Cut in HEC budget, privatization of hospitals opposed

Professional bodies of teachers, students, workers, doctors and political activists reject IMF’s bailout  prescriptions, cut in PSDP

Herald Report

Anchorperson and activist Muneezah Jehangir speaks at the meeting

Academics, students, workers, young doctors and progressive activists have rejected the proposed plan of privatisation of key sectors of education, health and cut in education budget. 

The recent decisions of privatizing health sectors and cut in budget for Higher Education Commission (HEC) by the ‘Naya Pakistan’ proponents are extremely problematic, they said at a public discussion at a meeting organised by Haqooq-e-Khalq Movement at Lahore on Friday (May 10).

The representatives of various progressive and professionals, worker and student bodies including Young Doctors’ Association Punjab chapter, Progressive Students’ Collective (PSC), Revolutionary Students’ Front (RSF), People’s Students’ Federation (PSF), Labour Education Foundation (LEF), National Students’ Federation NSF), Bonded Labour Front (BLF), Progressive Academic Collective (PAC), PTCL Workers’ Union, Punjabi Students’ Council, Baloch Students Council, and Pashtoon Education Development Movement.

The participants including Dr Ammar Ali Jan, Faheem Amir, Niaz Khan, Fahad Ali, Muzammil Kakar, Amna Mawaz Khan, Farooq Tariq, Ghazain, Haider Kaleem, Imran Kamyana, Sibte Hassan, Salman Sikander, Haniya, Ajwa Zulfiqar, Dr Qasim Awan, Dr Hamid, Muneeza Jehangir, and Imtiaz Alam spoke at the event.

Chaired by Zahid Ali and Awais Qarni, the meeting was organised in the backdrop of recent budget cuts and plans for privatizing key sector of education and health by the government. The meeting was also attended by lawyers, students, journalists, and progressive activists who stressed the need for mobilising people to resist every anti-people, anti-worker action of such nature.

It was decided in the meeting that a protest sit-in will be held on 24th May outside the Punjab Higher Education Department office.

Moreover, it was also decided to observe a ‘national day of action’ on the eve of the presentation of national budget for next year to agitate against the attempt to cut development spendings in the PSDP.

The government is practically handing over the economy to the IMF; its finance adviser and governor of the central bank are people who have lived or are still on IMF’s payroll, they said.

As opposed to building an economy of the people, where the rich are taxed and the poor are given reliefs, the government is cutting spending in all departments of public welfare, including health and education on the directives of, and in its bid to seek rent from its masters at the IMF. 

“IMF is forcing the government to slash the Higher Education budget by 50 percent. A number of public hospitals is being privatized, prompting protests from doctors and medical staff,” says Dr Ammar Ali Jan, in his Facebook post.
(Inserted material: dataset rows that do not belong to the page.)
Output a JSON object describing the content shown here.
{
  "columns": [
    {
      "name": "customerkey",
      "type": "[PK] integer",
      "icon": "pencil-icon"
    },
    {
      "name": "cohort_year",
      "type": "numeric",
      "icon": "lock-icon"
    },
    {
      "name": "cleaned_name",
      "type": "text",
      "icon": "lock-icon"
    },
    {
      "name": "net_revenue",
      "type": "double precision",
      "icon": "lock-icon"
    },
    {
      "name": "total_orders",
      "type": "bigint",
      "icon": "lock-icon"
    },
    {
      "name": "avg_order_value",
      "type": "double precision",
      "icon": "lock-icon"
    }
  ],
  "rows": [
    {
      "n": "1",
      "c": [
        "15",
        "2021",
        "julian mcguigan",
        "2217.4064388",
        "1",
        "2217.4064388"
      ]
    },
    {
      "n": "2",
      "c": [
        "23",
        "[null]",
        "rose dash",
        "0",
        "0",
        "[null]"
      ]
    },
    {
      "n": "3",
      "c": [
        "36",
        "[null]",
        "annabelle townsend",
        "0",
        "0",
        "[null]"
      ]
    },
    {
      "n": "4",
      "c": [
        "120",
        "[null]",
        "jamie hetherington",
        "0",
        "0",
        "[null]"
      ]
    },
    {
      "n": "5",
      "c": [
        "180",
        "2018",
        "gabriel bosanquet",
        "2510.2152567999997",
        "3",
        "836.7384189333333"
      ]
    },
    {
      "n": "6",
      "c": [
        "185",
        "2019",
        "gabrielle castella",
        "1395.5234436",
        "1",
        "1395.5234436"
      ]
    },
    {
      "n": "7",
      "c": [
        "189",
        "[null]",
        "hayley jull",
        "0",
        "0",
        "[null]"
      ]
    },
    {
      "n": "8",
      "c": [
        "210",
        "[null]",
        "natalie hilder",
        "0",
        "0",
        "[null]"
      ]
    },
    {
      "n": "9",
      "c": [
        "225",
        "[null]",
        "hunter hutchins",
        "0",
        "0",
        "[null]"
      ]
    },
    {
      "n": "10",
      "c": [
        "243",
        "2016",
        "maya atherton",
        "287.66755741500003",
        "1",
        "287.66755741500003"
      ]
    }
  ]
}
“On top of these cruel policies, the prices of petrol, gas, electricity and medicine have increased exponentially. This is an unbearable attack on ordinary people,” he added.

All the speakers criticised the government’s decisions, which lie in direct contradiction with its electoral promises, to increase the role of IMF in its financial decision-making.

Pakistan’s economy currently lies in confusion between Washington and Beijing. Even after clear failures in previous attempts of privatisation, such as the PTCL, the government is still seeking to actively privatise all public sectors, and all attempts of criticising such policy-making are met with harsh and extreme mechanisms of repression and censorship.

The participants urged all progressive and secular forces to get united against implementation of the neo-liberal economic agenda imposed by the IMF sleuths.